Dari pintu masuk tempat di mana tiket dibeli, ternyata lokasi Kawah Putih masih harus ditempuh sejauh sekitar 5 km dengan jalan menanjak dan agak berbahaya karena ruas jalan sangat sempit meskipun beraspal. Akhirnya jam setengah 1 Kami sampai di areal parkir lokasi Wisata Kawah Putih.

Sebelum Kami berpisah dan mendekat lagi ke lokasi kawah yang ditempuh dengan berjalan kaki, Aku, Afidah, 3 kawan Makasar dan Cepi membuat kesepakatan akan bertemu lagi di areal parkir sekitar jam 2.

Untuk menuju lokasi kawah dari areal parkir Kami harus berjalan sekitar 300 meter. Lantai tempat berjalan kaki terbuat dari paving, cukup terlihat rapih. Di lokasi kawah yang mengandung belerang yang baunya menyengat, masker [penutup hidung dan mulut] memang menjadi kebutuhan, sehingga waktu mulai berjalan kaki, Aku melihat  banyak pedagang sedang menjajakan masker.
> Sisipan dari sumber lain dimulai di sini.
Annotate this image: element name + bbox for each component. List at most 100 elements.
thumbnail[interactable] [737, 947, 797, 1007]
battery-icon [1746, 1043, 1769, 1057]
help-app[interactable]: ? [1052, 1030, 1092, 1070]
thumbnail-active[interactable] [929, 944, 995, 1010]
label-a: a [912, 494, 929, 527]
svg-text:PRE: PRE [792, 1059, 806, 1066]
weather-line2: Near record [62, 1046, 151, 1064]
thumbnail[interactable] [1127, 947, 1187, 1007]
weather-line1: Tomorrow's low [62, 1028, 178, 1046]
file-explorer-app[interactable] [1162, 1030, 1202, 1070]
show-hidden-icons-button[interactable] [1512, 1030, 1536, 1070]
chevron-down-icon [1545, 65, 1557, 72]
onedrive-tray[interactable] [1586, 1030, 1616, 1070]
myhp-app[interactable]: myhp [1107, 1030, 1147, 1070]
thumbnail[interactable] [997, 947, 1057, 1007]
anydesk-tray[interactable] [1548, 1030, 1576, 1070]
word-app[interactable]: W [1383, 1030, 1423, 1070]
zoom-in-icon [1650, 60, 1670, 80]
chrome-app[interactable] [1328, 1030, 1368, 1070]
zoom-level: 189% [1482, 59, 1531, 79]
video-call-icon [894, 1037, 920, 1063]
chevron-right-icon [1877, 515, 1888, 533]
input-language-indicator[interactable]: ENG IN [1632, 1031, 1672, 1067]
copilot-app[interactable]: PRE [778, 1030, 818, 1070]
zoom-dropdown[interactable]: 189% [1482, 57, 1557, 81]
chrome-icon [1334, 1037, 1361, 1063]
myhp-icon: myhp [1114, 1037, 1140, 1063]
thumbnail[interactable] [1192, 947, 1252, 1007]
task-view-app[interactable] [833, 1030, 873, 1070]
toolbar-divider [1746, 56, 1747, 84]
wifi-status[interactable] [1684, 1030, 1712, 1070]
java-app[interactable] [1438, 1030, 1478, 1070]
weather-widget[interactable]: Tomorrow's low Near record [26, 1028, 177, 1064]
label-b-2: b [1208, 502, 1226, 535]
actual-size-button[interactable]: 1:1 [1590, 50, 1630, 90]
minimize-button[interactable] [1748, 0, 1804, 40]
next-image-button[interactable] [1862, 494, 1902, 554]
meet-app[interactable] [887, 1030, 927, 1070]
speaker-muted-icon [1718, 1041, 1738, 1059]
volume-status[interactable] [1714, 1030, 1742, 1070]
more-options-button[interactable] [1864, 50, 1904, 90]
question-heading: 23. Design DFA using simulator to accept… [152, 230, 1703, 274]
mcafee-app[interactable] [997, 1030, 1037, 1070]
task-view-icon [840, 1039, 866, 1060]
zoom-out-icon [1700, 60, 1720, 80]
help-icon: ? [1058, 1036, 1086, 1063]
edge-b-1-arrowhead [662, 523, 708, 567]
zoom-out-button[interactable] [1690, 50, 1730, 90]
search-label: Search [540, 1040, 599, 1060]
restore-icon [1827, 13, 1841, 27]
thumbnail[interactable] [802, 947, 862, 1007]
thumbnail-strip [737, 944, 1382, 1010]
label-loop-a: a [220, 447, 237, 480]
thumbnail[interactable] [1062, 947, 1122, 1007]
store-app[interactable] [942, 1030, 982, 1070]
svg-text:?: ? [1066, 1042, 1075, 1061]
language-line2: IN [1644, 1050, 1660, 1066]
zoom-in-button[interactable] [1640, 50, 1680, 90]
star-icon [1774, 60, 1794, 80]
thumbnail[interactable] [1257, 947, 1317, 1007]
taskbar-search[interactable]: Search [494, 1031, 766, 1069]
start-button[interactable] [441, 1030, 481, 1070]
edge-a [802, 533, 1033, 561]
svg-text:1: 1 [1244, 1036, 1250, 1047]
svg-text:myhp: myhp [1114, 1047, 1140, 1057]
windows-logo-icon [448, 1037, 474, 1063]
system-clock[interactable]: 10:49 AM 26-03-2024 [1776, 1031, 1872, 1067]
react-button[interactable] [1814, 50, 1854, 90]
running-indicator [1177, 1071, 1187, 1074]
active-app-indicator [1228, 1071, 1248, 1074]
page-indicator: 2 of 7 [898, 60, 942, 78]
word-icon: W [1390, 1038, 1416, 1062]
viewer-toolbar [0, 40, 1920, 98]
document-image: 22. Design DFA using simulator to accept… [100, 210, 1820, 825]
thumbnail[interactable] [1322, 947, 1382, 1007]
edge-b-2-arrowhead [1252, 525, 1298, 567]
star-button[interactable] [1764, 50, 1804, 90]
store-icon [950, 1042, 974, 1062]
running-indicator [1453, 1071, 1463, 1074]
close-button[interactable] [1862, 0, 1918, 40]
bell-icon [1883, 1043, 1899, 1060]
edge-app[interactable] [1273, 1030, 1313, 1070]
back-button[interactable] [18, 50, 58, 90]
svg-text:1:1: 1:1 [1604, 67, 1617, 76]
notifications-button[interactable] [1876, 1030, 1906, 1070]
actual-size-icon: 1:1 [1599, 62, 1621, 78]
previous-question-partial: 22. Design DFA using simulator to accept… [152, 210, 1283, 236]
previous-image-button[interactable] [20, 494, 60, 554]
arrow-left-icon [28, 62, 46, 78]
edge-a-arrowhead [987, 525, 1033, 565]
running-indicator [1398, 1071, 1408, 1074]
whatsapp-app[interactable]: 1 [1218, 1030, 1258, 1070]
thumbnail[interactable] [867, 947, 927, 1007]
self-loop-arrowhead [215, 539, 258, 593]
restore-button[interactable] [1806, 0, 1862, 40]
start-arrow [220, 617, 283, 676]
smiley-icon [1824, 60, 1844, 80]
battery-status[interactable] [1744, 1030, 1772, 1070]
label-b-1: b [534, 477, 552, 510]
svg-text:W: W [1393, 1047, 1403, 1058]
Sebelum lebih mendekat ke lokasi kawah yang ditempuh dengan menuruni anak tangga, Aku melihat 2 baliho besar yang menjelaskan riwayat kawah putih dan asuransi. Aku tertarik dengan baliho yang pertama yaitu tentang riwayat Kawah Putih yang memberi informasi sebagai berikut :

“Gunung Patuha oleh masyarakat Ciwidey dianggap sebagai gunung tertua. Namun konon Patuha berasal dari kata Pak Tua [Sepuh], sehingga masyarakat menyebutnya dengan gunung Sepuh. Lebih dari seabad yang lalu, puncak gunung patuha dianggap angker oleh masyarakat setempat sehingga tak seorangpun berani menginjaknya. Oleh karena itu, keberadaan dan keindahannya pada saat tersebut tidak sempat diketahui orang.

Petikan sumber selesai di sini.